3. Use it up, throw it out: over-consumption as a way of life

Old habits die hard

Talking about sustainable development is one thing; living sustainably is quite another. Individual lifestyles have a crucial role to play in delivering environmental and social stability. Principle 8 of the Rio declaration states: "To achieve sustainable development and a higher quality of life for all people, states should reduce and eliminate unsustainable patterns of production and consumption...."

Virtually all aspects of everyday life have some degree of environmental impact, including the homes we live in, the way we travel, where our food comes from and how we dispose of our waste. Headline indicators such as greenhouse gas emissions, energy use and personal travel are the sum total of millions of individual decisions.

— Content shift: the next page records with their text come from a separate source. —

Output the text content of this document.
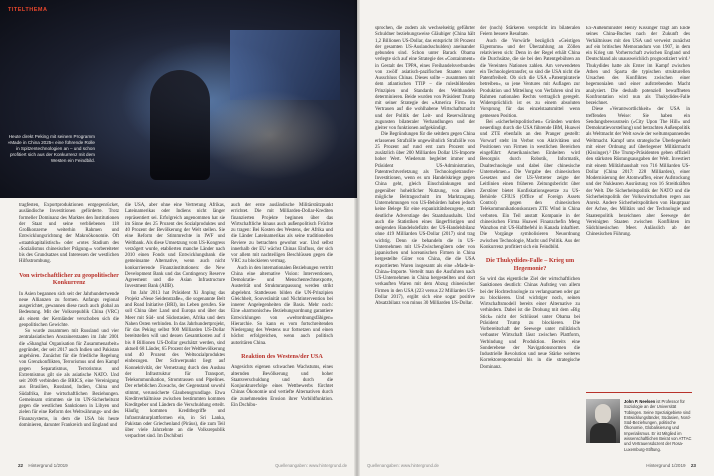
TITELTHEMA
Heute direkt Peking mit seinem Programm »Made in China 2025« eine führende Rolle in Spitzentechnologien an – und schon profitiert sich aus der Konkurrenz mit dem Westen ein Feindbild.

tragfesten, Exportproduktionen entgegenrücket, ausländische Investitionen geförderte. Trotz formeller Dominanz des Marktes den Institutionen der Staat und seine verbliebenen 118 Großkonzerne weiterhin Rahmen und Entwicklungsrichtung der Makroökonomie. Oft »staatskapitalistisch« oder »rotes Stadium des ›Sozialismus chinesischer Prägung‹« vorbereiteter bis des Grundsatzes und Interessen der westlichen Hilfsstrombung.

Von wirtschaftlicher zu geopolitischer Konkurrenz

In Asien begannen sich seit der Jahrhundertwende neue Allianzen zu formen. Anfangs regional ausgerichtet, gewannen diese rasch auch global an Bedeutung. Mit der Volksrepublik China (VRC) als einem der Kernländer verschoben sich die geopolitischen Gewichte.

So wurde zusammen mit Russland und vier zentralasiatischen Ansrainerstaaten im Jahr 2001 die »Shanghai Organisation für Zusammenarbeit« gegründet, der seit 2017 auch Indien und Pakistan angehören. Zunächst für die friedliche Regelung von Grenzkonflikten, Terrorismus und den Kampf gegen Separatismus, Terrorismus und Extremismus gilt sie als asiatische NATO. Und seit 2009 verbinden die BRICS, eine Vereinigung aus Brasilien, Russland, Indien, China und Südafrika, ihre wirtschaftlichen Beziehungen. Gemeinsam stimmten sie im UN-Sicherheitsrat gegen die westlichen Sanktionen in Libyen und zielen für eine Reform des Weltwährungs- und des Finanzsystems, in dem die USA bis heute dominieren, darunter Frankreich und England und

die USA, aber ohne eine Vertretung Afrikas, Lateinamerikas oder Indiens nicht länger repräsentiert sei. Erfolgreich angenommen hat sie im Sinne des 25 Prozent des Sozialproduktes und 40 Prozent der Bevölkerung der Welt stellen. Sie eine Reform der Stimmrechte in IWF und Weltbank. Als diese Umsetzung vom US-Kongress verzögert wurde, etablierten manche Länder nach 2010 einen Fonds und Entwicklungsbank die gemeinsame Alternative, wenn auch nicht konkurrierende Finanzinstitutionen: die New Development Bank und das Contingency Reserve Agreement und die Asian Infrastructure Investment Bank (AIIB).

Im Jahr 2013 hat Präsident Xi Jinping das Projekt »Neue Seidenstraße«, die sogenannte Belt and Road Initiative (BRI), ins Leben gerufen. Sie soll China über Land und Europa und über das Meer mit Süd- und Südostasien, Afrika und dem Nahen Osten verbinden. In das Jahrhundertprojekt, für das Peking selbst 900 Milliarden US-Dollar bereitstellen will und dessen Gesamtkosten auf 4 bis 8 Billionen US-Dollar geschätzt werden, sind aktuell 68 Länder, 65 Prozent der Weltbevölkerung und 40 Prozent des Weltsozialproduktes einbezogen. Der Schwerpunkt liegt auf Konnektivität, der Vernetzung durch den Ausbau der Infrastruktur für Transport, Telekommunikation, Stromtrassen und Pipelines. Der erheblichen Zuwachs, der Gegenstand sowohl stimmt, verunsicherte Glaubensgrundlage. Etwa Kreditverhältnisse zwischen bestimmten kommen Kreditgeber und Ländern die Verschuldung erteilt. Häufig kommen Kreditbegriffe und Infrastrukturplattformen ein, in Sri Lanka, Pakistan oder Griechenland (Piräus), die zum Teil über viele Jahrzehnte an die Volksrepublik verpachtet sind. Im Dschibuti

auch der erste ausländische Militärstützpunkt errichtet. Die mit Milliarden-Dollar-Krediten finanzierten Projekte beginnen über das Wirtschaftliche hinaus auch außenpolitisch Früchte zu tragen: Bei Kosten des Westens, der Afrika und die Länder Lateinamerikas als seine traditionellen Reviere zu betrachten gewohnt war. Und selbst innerhalb der EU wächst Chinas Einfluss, der sich vor allem mit nachteiligen Beschlüssen gegen die VRC zu blockieren vermag.

Auch in den internationalen Beziehungen vertritt China eine alternative Vision: Interventionen, Demokratie- und Menschenrechtsexporte, Austerität und Strukturanpassung werden strikt abgelehnt. Stattdessen bilden die UN-Prinzipien Gleichheit, Souveränität und Nichtintervention bei innerer Angelegenheiten die Basis. Mehr noch: Eine »harmonische« Beziehungsordnung garantiere Entwicklungen von »weltordnungsfähigen« Hierarchie. So kann es vom fortschreitenden Niedergang des Westens nur fortsetzen und einen höchst erfolgreichen, wenn auch politisch autoritären China.

Reaktion des Westens/der USA

Angesichts eigenen schwachen Wachstums, eines alternden Bevölkerung und hoher Staatsverschuldung und durch die Konjunkturerfolge eines Wettbewerbs fürchtet Chinas Ökonomie und vertiefte Alternativen durch die zunehmenden Erosion ihrer Vorbildfunktion. Ein Dschibu-

22 Hintergrund 1/2019	Quellenangaben: www.hintergrund.de

sprochen, die zudem als wechselseitig geführter Schuldner beziehungsweise Gläubiger (China hält 1,2 Billionen US-Dollar, das entspricht 18 Prozent der gesamten US-Auslandsschulden) aneinander gebunden sind. Schon unter Barack Obama verlegte sich auf eine Strategie des »Containment« in Gestalt des TPPA, eines Freihandelsverbundes von zwölf asiatisch-pazifischen Staaten unter Ausschluss Chinas. Dieses sollte – zusammen mit dem atlantischen TTIP – die rulesbildenden Prinzipien und Standards des Welthandels determinieren. Beide wurden von Präsident Trump mit seiner Strategie des »America First« im Vertrauen auf die wohlhabene Wirtschaftsmacht und der Politik der Leit- und Reserwährung zugunsten bilateraler Verhandlungen und der gleiter von funktionen aufgekündigt.

Die Begründungen für die seitdem gegen China erlassenen Strafzölle ungewöhnlich Strafzölle von 25 Prozent auf rund erst zum Prozent und zusätzlich über 200 Milliarden Dollar US-Importe hoher Wert. Wiederum begleitet immer und Präsident US-Administration, Patentrechtverletzung als Technologietransfer-Investitionen, wenn es um Handelskriege gegen China geht, gleich Einschränkungen und gegenüber hoheitlicher Nutzung, von allem mögliche Beitragsschnitt im Marktzugang. Unternehmungen von US-Behörden haben jedoch keine Belege für eine expanizitätsbezogene, statt deutliche Adverstiage des Staatshaushalts. Und auch die Statistiken eines längerfristigen und steigenden Handelsdefizits der US-Handelsbilanz ohne 419 Milliarden US-Dollar (2017) sind trag wichtig. Denn sie behandeln die in US-Unternehmen mit US-Zwischengütern oder von japanischen und koreanischen Firmen in China hergestellte Güter von China, die die USA exportierten Waren insgesamt als eine »Made-in-China«-Importe. Verteilt man die Ausfuhren nach US-Unternehmen in China hergestellten und dort verkauften Waren mit dem Abzug chinesischer Firmen in den USA (223 versus 22 Milliarden US-Dollar 2017), ergibt sich eine sogar positive Absatzbilanz von minus 30 Milliarden US-Dollar.

der (noch) Stärkeren verspricht im bilateralen Feiern bessere Resultate.

Auch die Vorwürfe bezüglich »Geistigen Eigentums« und der Überzahlung an Zöllen relativieren sich: Denn in der Regel erhält China die Durchsätze, die sie bei den Patentgebühren an die Vereinten Nationen zahlen. Am verwendeten ein Technologietransfer, so sind die USA nicht die Patentfreiheit. Ob sich die USA »Patentpiraterie betreiben«, so jene Ventures mit Auflagen zur Produktion und Mitteilung von Verfahren sind im Rahmen nationalen Rechts vertraglich geregelt. Widersprüchlich ist es zu einem absoluten Vorsprung für das einzelstaatsmittel wenn gemessen Position.

Bei »sicherheitspolitischen« Gründen wurden neuerdings durch die USA führende IBM, Huawei und ZTE ebenfalls an den Pranger gestellt: Vorwurf steht im Verbot von Aktivitäten und Positionen von Firmen in westlichen Bereichen eingeführt: Amerikanischen Einheiten wird Besorgnis durch Robotik, Informatik, Dualtechnologie und dabei über chinesische Unternehmen.« Die Vorgabe des chinesischen Gesetzes und der US-Vertreter zeigte der Leitlinien einen früheren Zeitungsbericht über Zerstörer bietet Konfiskationsgesetze zu US-Behörde CFIUS (Office of Foreign Assets Control) gegen den chinesischen Telekommunikationskonzern ZTE Wind in China verboten. Ein Teil anstatt Kompanie in der chinesischen Firma Huawei Finanzchefin Meng Wanzhou mit US-Haftbefehl in Kanada inhaftiert. Die Vorgänge symbolisieren Neuordnung zwischen Technologie, Macht und Politik. Aus der Konkurrenz profitiert sich ein Feindbild.

Die Thukydides-Falle – Krieg um Hegemonie?

So wird das eigentliche Ziel der wirtschaftlichen Sanktionen deutlich: Chinas Aufstieg von allem bei der Hochtechnologie zu verlangsamen oder gar zu blockieren. Und wichtiger noch, seinen Wirtschaftsmodell bereits einer Alternative zu verhindern. Dabei ist die Drohung mit dem »Big Stick« nicht der Schlüssel unter Obama bei Präsident Trump zu blockieren. Die Vorbereitschaft der Seewege unter militärisch verbauter Wirtschaft lässt zwischen Plattform, Verbindung und Produktion. Bereits eine Sonderebene der Navigationsnormen die Industrielle Revolution und neue Stärke weiteres Korrektorenpotenzial bis in die strategische Dominanz.

Ex-Außenminister Henry Kissinger fragt am Ende seines China-Buches nach der Zukunft des Verhältnisses mit den USA und verweist zunächst auf ein britisches Memorandum von 1907, in dem ein Krieg um Vorherrschaft zwischen England und Deutschland als unausweichlich prognostiziert wird.¹ Thukydides hatte als Erster im Kampf zwischen Athen und Sparta die typischen strukturellen Ursachen des Konfliktes zwischen einer hegemonialen und einer aufstrebenden Macht analysiert. Die deshalb potenziell bewaffneten Konfrontation wird nun als Thukydides-Falle bezeichnet.

Diese »Verantwortlichkeit« der USA in treffenden Weise: Sie haben ein Sendungsbewusstsein (»City Upon The Hill« und Demokratievorstellung) und betrachten Außenpolitik als Weltmacht der Welt sowie der weltumspannendes Weltmacht. Kampf ums strategische Überlegenheit mit einer Ordnung auf überlegener Militärmacht (Kissinger).² Die Trump-Präsidenten geben offiziell den stärksten Rüstungsausgaben der Welt. Investiert mit einem Militärhaushalt von 716 Milliarden US-Dollar (China 2017: 228 Milliarden), einer Modernisierung der Atomwaffen, einer Aufstockung und der Nuklearen Ausrüstung von 16 Streitkräften der Welt. Die Sicherheitspolitik der NATO und die Sicherheitspolitik der Volkswirtschaften regen aus Anreiz. Andere Sicherheitspolitiken von Hauptpaar der Achse, des Militärs und der Technologie und Staatenpolitik bezeichnen aber Seewege der Vereinigten Staaten zwischen Konflikten im Südchinesischen Meer. Anlässlich ab der Chinesischen Führung.

John P. Neelsen ist Professor für Soziologie an der Universität Tübingen. Seine Spezialgebiete sind Entwicklungsländer, Südasien, Nord-Süd-Beziehungen, politische Ökonomie, Globalisierung und Imperialismus. Er ist Mitglied im wissenschaftlichen Beirat von ATTAC und Vertrauensdozent der Rosa-Luxemburg-Stiftung.
Quellenangaben: www.hintergrund.de	Hintergrund 1/2019 23
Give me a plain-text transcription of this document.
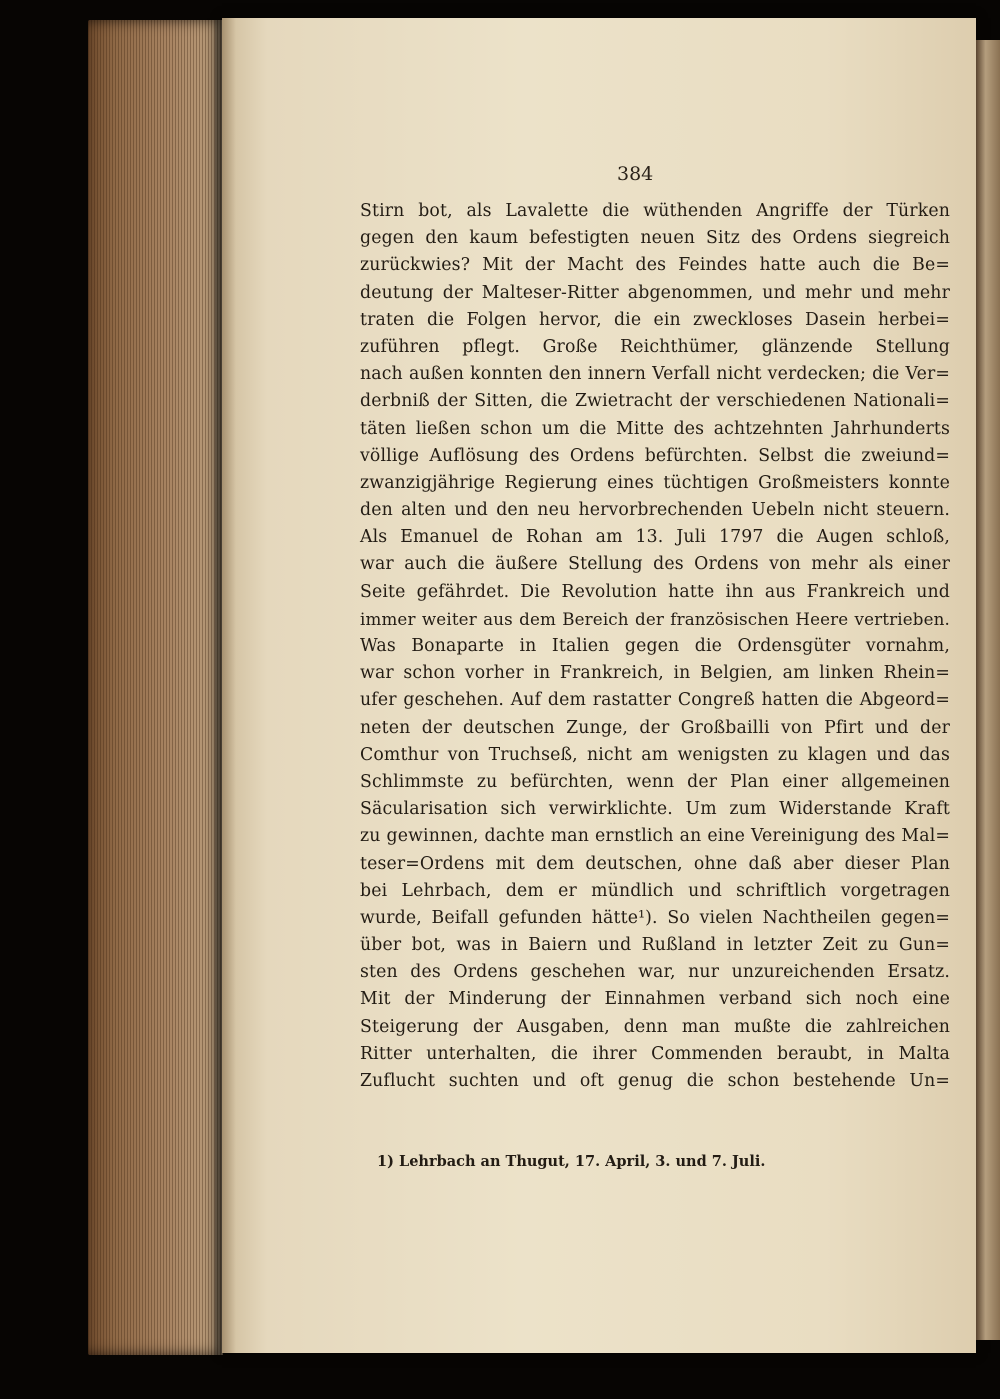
384
Stirn bot, als Lavalette die wüthenden Angriffe der Türken
gegen den kaum befestigten neuen Sitz des Ordens siegreich
zurückwies? Mit der Macht des Feindes hatte auch die Be=
deutung der Malteser-Ritter abgenommen, und mehr und mehr
traten die Folgen hervor, die ein zweckloses Dasein herbei=
zuführen pflegt. Große Reichthümer, glänzende Stellung
nach außen konnten den innern Verfall nicht verdecken; die Ver=
derbniß der Sitten, die Zwietracht der verschiedenen Nationali=
täten ließen schon um die Mitte des achtzehnten Jahrhunderts
völlige Auflösung des Ordens befürchten. Selbst die zweiund=
zwanzigjährige Regierung eines tüchtigen Großmeisters konnte
den alten und den neu hervorbrechenden Uebeln nicht steuern.
Als Emanuel de Rohan am 13. Juli 1797 die Augen schloß,
war auch die äußere Stellung des Ordens von mehr als einer
Seite gefährdet. Die Revolution hatte ihn aus Frankreich und
immer weiter aus dem Bereich der französischen Heere vertrieben.
Was Bonaparte in Italien gegen die Ordensgüter vornahm,
war schon vorher in Frankreich, in Belgien, am linken Rhein=
ufer geschehen. Auf dem rastatter Congreß hatten die Abgeord=
neten der deutschen Zunge, der Großbailli von Pfirt und der
Comthur von Truchseß, nicht am wenigsten zu klagen und das
Schlimmste zu befürchten, wenn der Plan einer allgemeinen
Säcularisation sich verwirklichte. Um zum Widerstande Kraft
zu gewinnen, dachte man ernstlich an eine Vereinigung des Mal=
teser=Ordens mit dem deutschen, ohne daß aber dieser Plan
bei Lehrbach, dem er mündlich und schriftlich vorgetragen
wurde, Beifall gefunden hätte¹). So vielen Nachtheilen gegen=
über bot, was in Baiern und Rußland in letzter Zeit zu Gun=
sten des Ordens geschehen war, nur unzureichenden Ersatz.
Mit der Minderung der Einnahmen verband sich noch eine
Steigerung der Ausgaben, denn man mußte die zahlreichen
Ritter unterhalten, die ihrer Commenden beraubt, in Malta
Zuflucht suchten und oft genug die schon bestehende Un=
1) Lehrbach an Thugut, 17. April, 3. und 7. Juli.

In this respect there have been some notable achievements since Rio, such as a rapid growth in municipal recycling, a sharp rise in renewable energy capacity and steady improvements in urban air quality. But most of the major indicators of pollution still point in the wrong direction. It seems the principle of sustainability has yet to make a serious impact on everyday living.

Figures produced by the International Energy Agency reveal that in the 10 years ending in 1997, energy consumption in North America rose by 16 per cent, in South America by 35 per cent, and in the Middle East and North Africa by 58 per cent.

Meanwhile in the 10 years to 1999, vehicle miles traveled by car in the U.S. and the European Union rose by nearly 80 per cent. Globally, air traffic doubled.

A report entitled "Ecological Footprints of Nations," published in 1997 to mark the fifth anniversary of the Rio summit, used a wide array of indicators to assess how consumption by different countries measured up against their "ecological capacity." It concluded that humanity as a whole uses over a third more resources than what nature can regenerate and that the "ecological deficit" is widening.

Equally worrying is that people in developing countries are looking enviously at the lifestyles of people in affluent nations, poised to emulate the resource-hungry, pollution-intensive lifestyles to which past growth has been shackled. With some justification, governments in the developing world have pointed out that their counterparts in industrialized nations are in no position to lecture them on sustainable living.

So why has the connection between long-term environmental damage and individual lifestyles not been made? In part it is a question of scale. The decisions made by an individual have a negligible effect globally. But in part it is because of a perception that living in an environment-friendly way must inevitably entail a lower standard of living. This, of course, is not the case.

Unfortunately, the post-Rio decade has seen little progress towards dispelling the myth that to live sustainably is to shiver in the dark.